The next EU-AU strategy also demonstrates a very narrow understanding of innovation by focusing on technologies and digitalisation without paying adequate attention to potential impacts on local communities. Not all mitigation measures are beneficial to the environment, health and wellbeing. For example, among others, the significant use of biofuels could reduce the amount of land available for agriculture, creating food insecurity and worsening poverty.

Furthermore, putting the SDGs and the PA at the heart of the EU-Africa Partnership is a positive step towards addressing the continents’ most pressing challenges. However, the foundation of the partnership is still based on a massive institutional power imbalance. The partnership promotes prosperity, but Africa’s reality over decades of cooperation demonstrates immense poverty[1].

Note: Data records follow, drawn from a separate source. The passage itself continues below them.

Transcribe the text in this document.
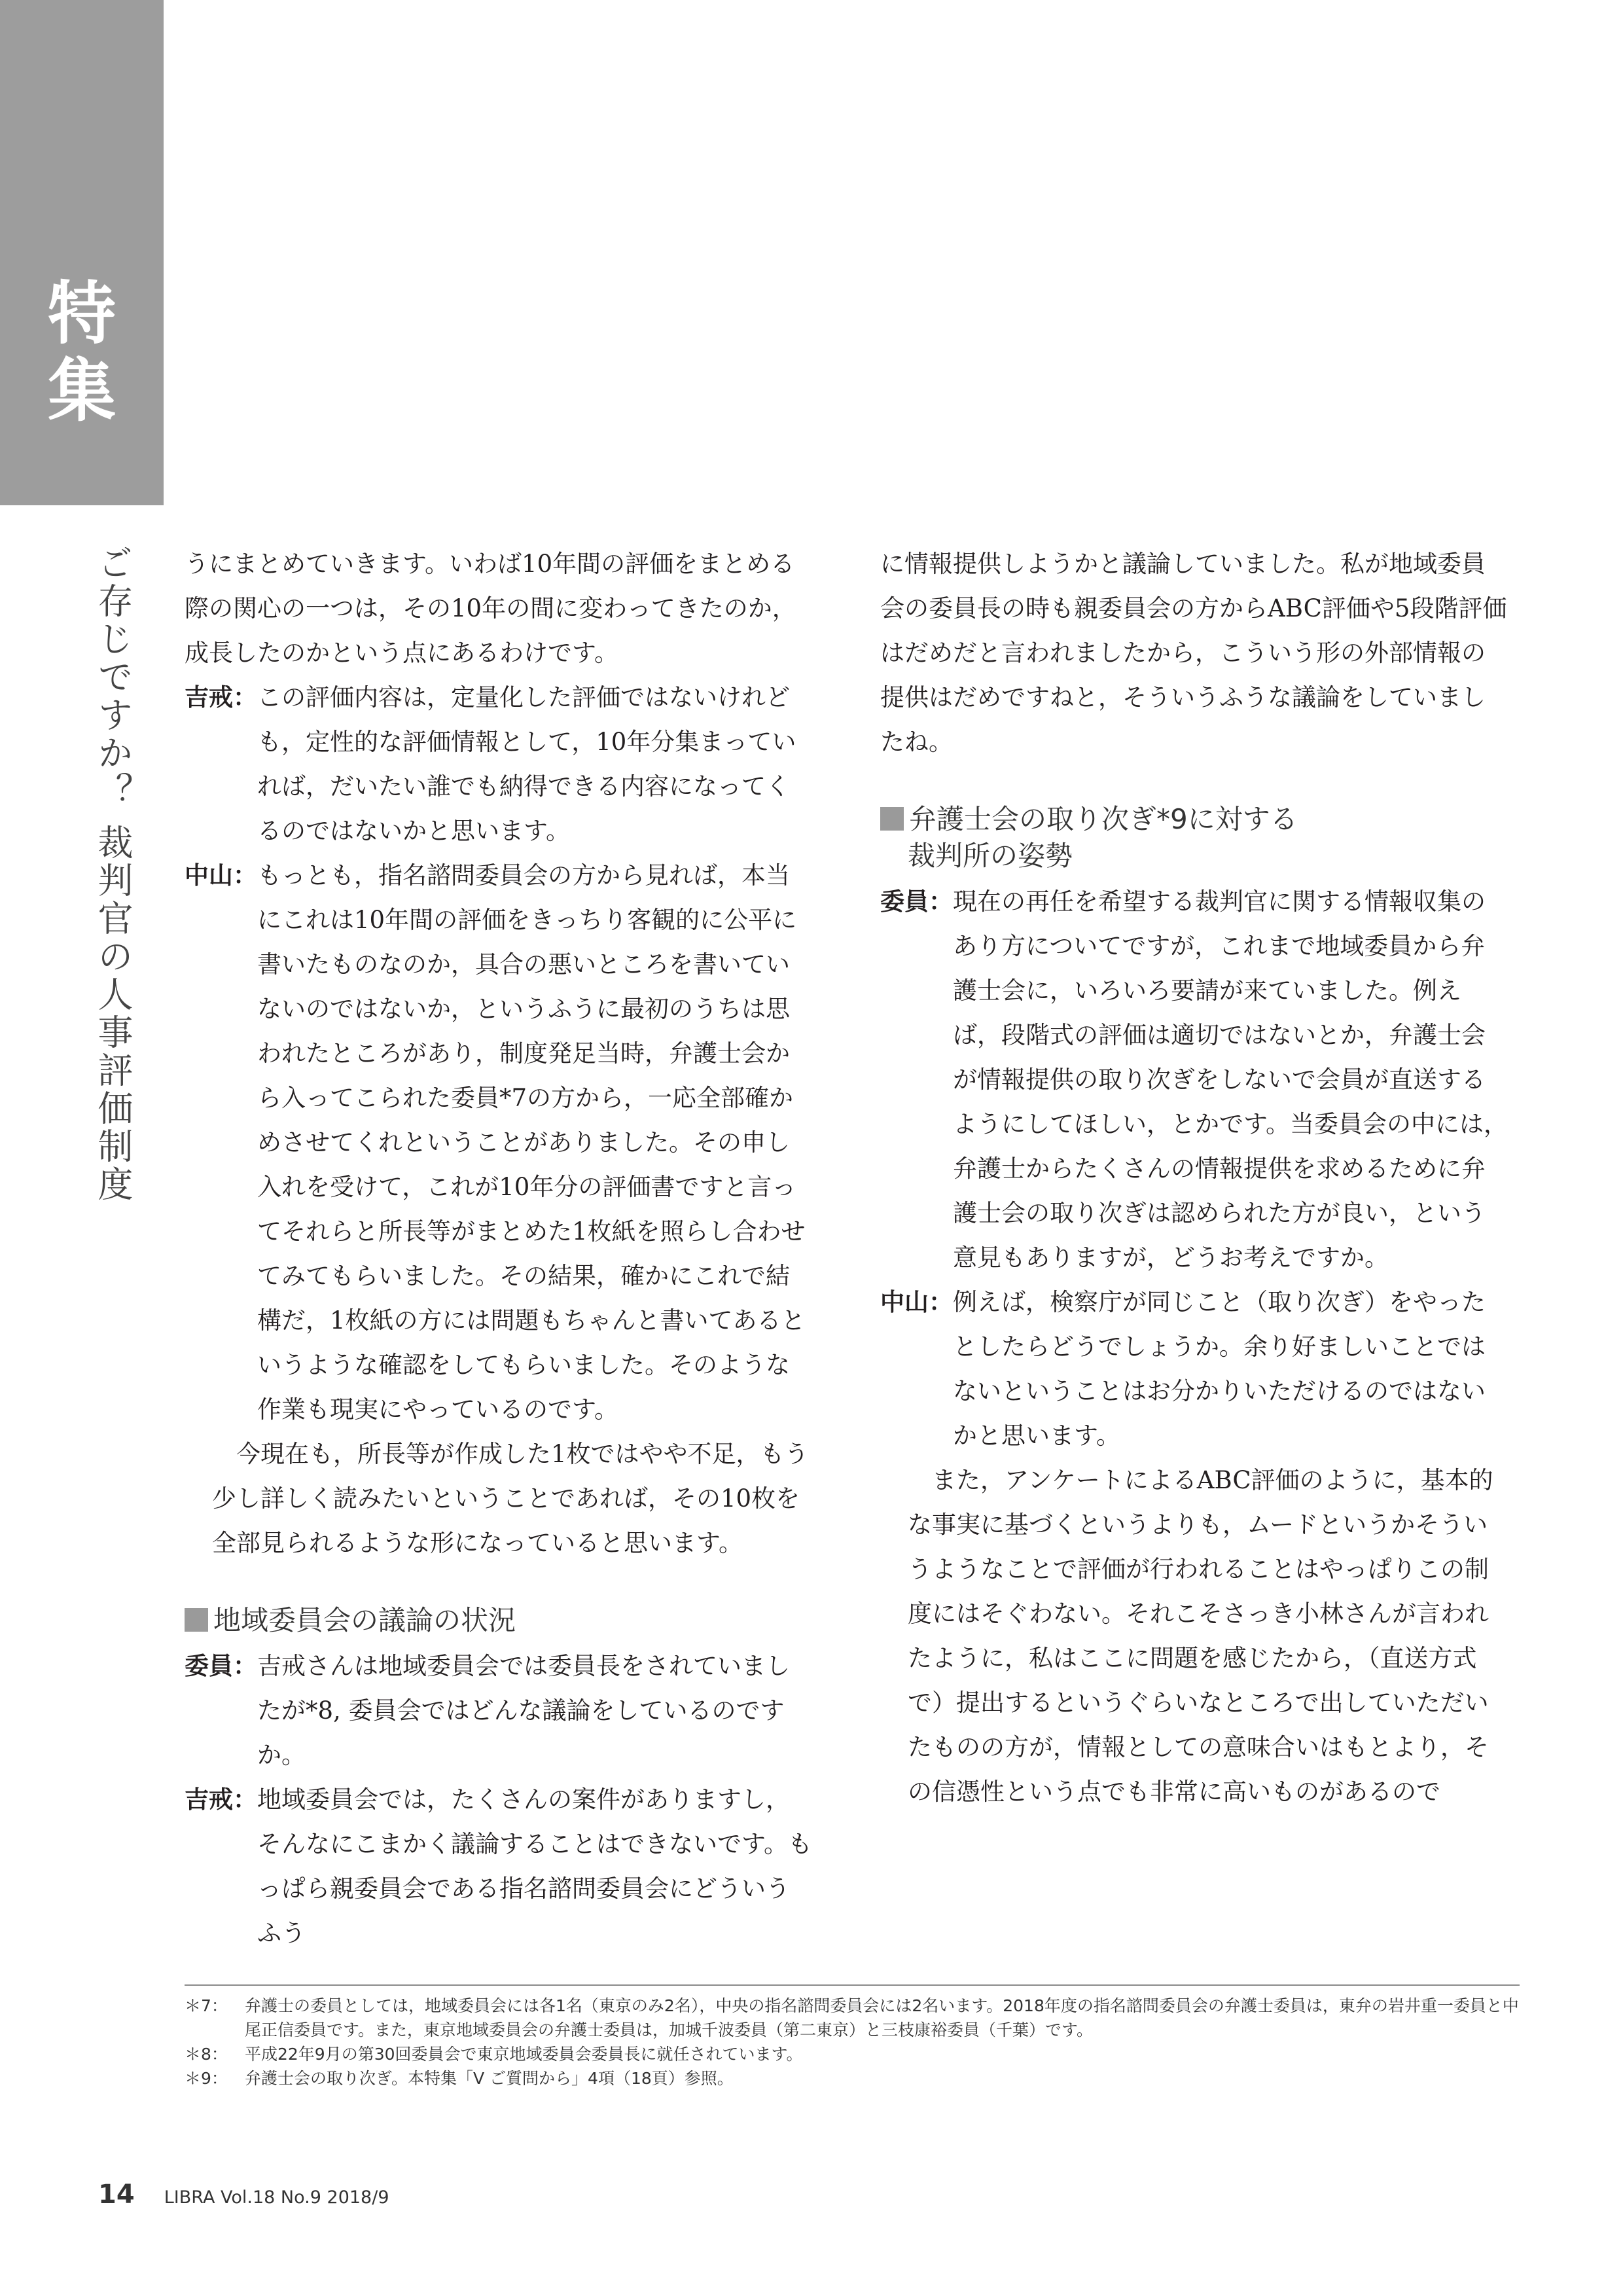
特
集
ご存じですか？ 裁判官の人事評価制度 うにまとめていきます。いわば10年間の評価をまとめる際の関心の一つは，その10年の間に変わってきたのか，成長したのかという点にあるわけです。

吉戒： この評価内容は，定量化した評価ではないけれども，定性的な評価情報として，10年分集まっていれば，だいたい誰でも納得できる内容になってくるのではないかと思います。
中山： もっとも，指名諮問委員会の方から見れば，本当にこれは10年間の評価をきっちり客観的に公平に書いたものなのか，具合の悪いところを書いていないのではないか，というふうに最初のうちは思われたところがあり，制度発足当時，弁護士会から入ってこられた委員*7の方から，一応全部確かめさせてくれということがありました。その申し入れを受けて，これが10年分の評価書ですと言ってそれらと所長等がまとめた1枚紙を照らし合わせてみてもらいました。その結果，確かにこれで結構だ，1枚紙の方には問題もちゃんと書いてあるというような確認をしてもらいました。そのような作業も現実にやっているのです。

今現在も，所長等が作成した1枚ではやや不足，もう少し詳しく読みたいということであれば，その10枚を全部見られるような形になっていると思います。

地域委員会の議論の状況

委員： 吉戒さんは地域委員会では委員長をされていましたが*8, 委員会ではどんな議論をしているのですか。
吉戒： 地域委員会では，たくさんの案件がありますし，そんなにこまかく議論することはできないです。もっぱら親委員会である指名諮問委員会にどういうふう

に情報提供しようかと議論していました。私が地域委員会の委員長の時も親委員会の方からABC評価や5段階評価はだめだと言われましたから，こういう形の外部情報の提供はだめですねと，そういうふうな議論をしていましたね。

弁護士会の取り次ぎ*9に対する

裁判所の姿勢

委員： 現在の再任を希望する裁判官に関する情報収集のあり方についてですが，これまで地域委員から弁護士会に，いろいろ要請が来ていました。例えば，段階式の評価は適切ではないとか，弁護士会が情報提供の取り次ぎをしないで会員が直送するようにしてほしい，とかです。当委員会の中には，弁護士からたくさんの情報提供を求めるために弁護士会の取り次ぎは認められた方が良い，という意見もありますが，どうお考えですか。
中山： 例えば，検察庁が同じこと（取り次ぎ）をやったとしたらどうでしょうか。余り好ましいことではないということはお分かりいただけるのではないかと思います。

また，アンケートによるABC評価のように，基本的な事実に基づくというよりも，ムードというかそういうようなことで評価が行われることはやっぱりこの制度にはそぐわない。それこそさっき小林さんが言われたように，私はここに問題を感じたから，（直送方式で）提出するというぐらいなところで出していただいたものの方が，情報としての意味合いはもとより，その信憑性という点でも非常に高いものがあるので

＊7：	弁護士の委員としては，地域委員会には各1名（東京のみ2名），中央の指名諮問委員会には2名います。2018年度の指名諮問委員会の弁護士委員は，東弁の岩井重一委員と中尾正信委員です。また，東京地域委員会の弁護士委員は，加城千波委員（第二東京）と三枝康裕委員（千葉）です。
＊8：	平成22年9月の第30回委員会で東京地域委員会委員長に就任されています。
＊9：	弁護士会の取り次ぎ。本特集「V ご質問から」4項（18頁）参照。
14 LIBRA Vol.18 No.9 2018/9
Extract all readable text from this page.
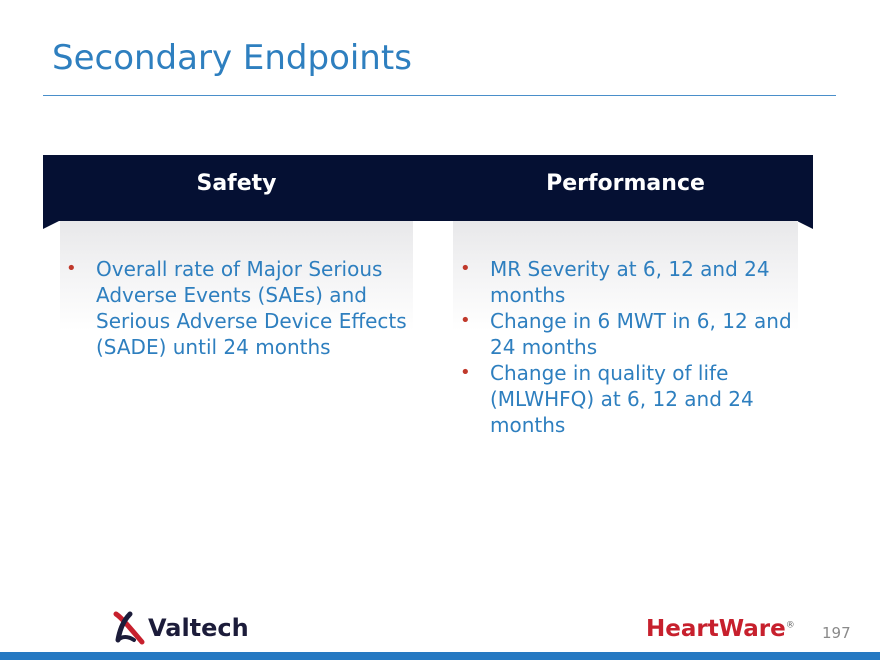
Secondary Endpoints
Safety	Performance
• Overall rate of Major Serious Adverse Events (SAEs) and Serious Adverse Device Effects (SADE) until 24 months
• MR Severity at 6, 12 and 24 months
• Change in 6 MWT in 6, 12 and 24 months
• Change in quality of life (MLWHFQ) at 6, 12 and 24 months
Valtech	HeartWare® 197
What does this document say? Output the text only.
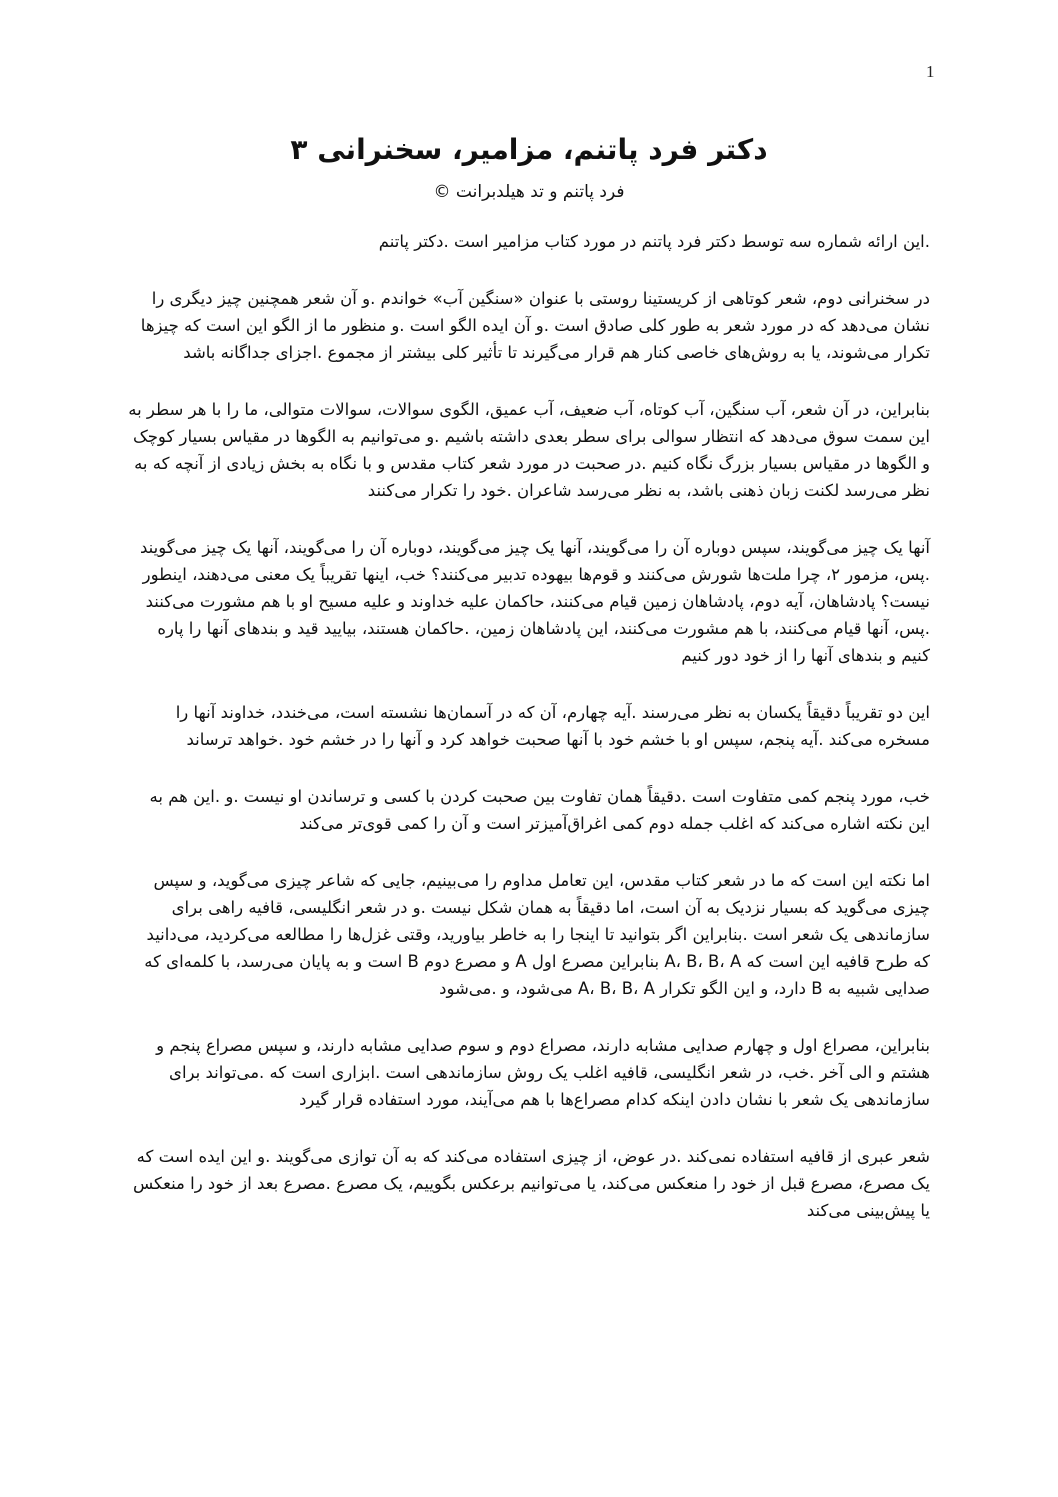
1
دکتر فرد پاتنم، مزامیر، سخنرانی ۳
فرد پاتنم و تد هیلدبرانت ©

.این ارائه شماره سه توسط دکتر فرد پاتنم در مورد کتاب مزامیر است .دکتر پاتنم

در سخنرانی دوم، شعر کوتاهی از کریستینا روستی با عنوان «سنگین آب» خواندم .و آن شعر همچنین چیز دیگری را نشان می‌دهد که در مورد شعر به طور کلی صادق است .و آن ایده الگو است .و منظور ما از الگو این است که چیزها تکرار می‌شوند، یا به روش‌های خاصی کنار هم قرار می‌گیرند تا تأثیر کلی بیشتر از مجموع .اجزای جداگانه باشد

بنابراین، در آن شعر، آب سنگین، آب کوتاه، آب ضعیف، آب عمیق، الگوی سوالات، سوالات متوالی، ما را با هر سطر به این سمت سوق می‌دهد که انتظار سوالی برای سطر بعدی داشته باشیم .و می‌توانیم به الگوها در مقیاس بسیار کوچک و الگوها در مقیاس بسیار بزرگ نگاه کنیم .در صحبت در مورد شعر کتاب مقدس و با نگاه به بخش زیادی از آنچه که به نظر می‌رسد لکنت زبان ذهنی باشد، به نظر می‌رسد شاعران .خود را تکرار می‌کنند

آنها یک چیز می‌گویند، سپس دوباره آن را می‌گویند، آنها یک چیز می‌گویند، دوباره آن را می‌گویند، آنها یک چیز می‌گویند .پس، مزمور ۲، چرا ملت‌ها شورش می‌کنند و قوم‌ها بیهوده تدبیر می‌کنند؟ خب، اینها تقریباً یک معنی می‌دهند، اینطور نیست؟ پادشاهان، آیه دوم، پادشاهان زمین قیام می‌کنند، حاکمان علیه خداوند و علیه مسیح او با هم مشورت می‌کنند .پس، آنها قیام می‌کنند، با هم مشورت می‌کنند، این پادشاهان زمین، .حاکمان هستند، بیایید قید و بندهای آنها را پاره کنیم و بندهای آنها را از خود دور کنیم

این دو تقریباً دقیقاً یکسان به نظر می‌رسند .آیه چهارم، آن که در آسمان‌ها نشسته است، می‌خندد، خداوند آنها را مسخره می‌کند .آیه پنجم، سپس او با خشم خود با آنها صحبت خواهد کرد و آنها را در خشم خود .خواهد ترساند

خب، مورد پنجم کمی متفاوت است .دقیقاً همان تفاوت بین صحبت کردن با کسی و ترساندن او نیست .و .این هم به این نکته اشاره می‌کند که اغلب جمله دوم کمی اغراق‌آمیزتر است و آن را کمی قوی‌تر می‌کند

اما نکته این است که ما در شعر کتاب مقدس، این تعامل مداوم را می‌بینیم، جایی که شاعر چیزی می‌گوید، و سپس چیزی می‌گوید که بسیار نزدیک به آن است، اما دقیقاً به همان شکل نیست .و در شعر انگلیسی، قافیه راهی برای سازماندهی یک شعر است .بنابراین اگر بتوانید تا اینجا را به خاطر بیاورید، وقتی غزل‌ها را مطالعه می‌کردید، می‌دانید که طرح قافیه این است که A، B، B، A بنابراین مصرع اول A و مصرع دوم B است و به پایان می‌رسد، با کلمه‌ای که صدایی شبیه به B دارد، و این الگو تکرار A، B، B، A می‌شود، و .می‌شود

بنابراین، مصراع اول و چهارم صدایی مشابه دارند، مصراع دوم و سوم صدایی مشابه دارند، و سپس مصراع پنجم و هشتم و الی آخر .خب، در شعر انگلیسی، قافیه اغلب یک روش سازماندهی است .ابزاری است که .می‌تواند برای سازماندهی یک شعر با نشان دادن اینکه کدام مصراع‌ها با هم می‌آیند، مورد استفاده قرار گیرد

شعر عبری از قافیه استفاده نمی‌کند .در عوض، از چیزی استفاده می‌کند که به آن توازی می‌گویند .و این ایده است که یک مصرع، مصرع قبل از خود را منعکس می‌کند، یا می‌توانیم برعکس بگوییم، یک مصرع .مصرع بعد از خود را منعکس یا پیش‌بینی می‌کند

It is also striking how agriculture and land issues are not prioritised. The rural economy has long been recognised as a critical driver of poverty reduction, and Africa’s vast diversity necessitates context-specific locally driven solutions, and food systems approaches such as agroecology. However, the current strategy has instead focused on creating a favourable environment for large-scale and industrial agriculture promoting monocrop production and causing harm to Africa’s ecosystems and health, denying locals of their land rights.

Finally, urgent transformative policies are needed to rebuild societies capable of addressing the climate and health crises through economies that truly put people and the planet before profits. Several European companies, while prioritizing profits above social or environmental concerns, have proved incapable of ensuring respect for nature, human dignity and human rights, and have negatively affected the lives of millions of African citizens through exploitation, pollution, land-grabs, evictions, silencing, and assassination of indigenous peoples.

In the truest sense of climate justice, these abuses must end and those affected must be compensated. 

Photo credit: Joe Saade / UN Women

[1] See a joint statement by a very broad alliance of African secular and faith-based CSOs in an informal platform which they call “Our Land is our Life”.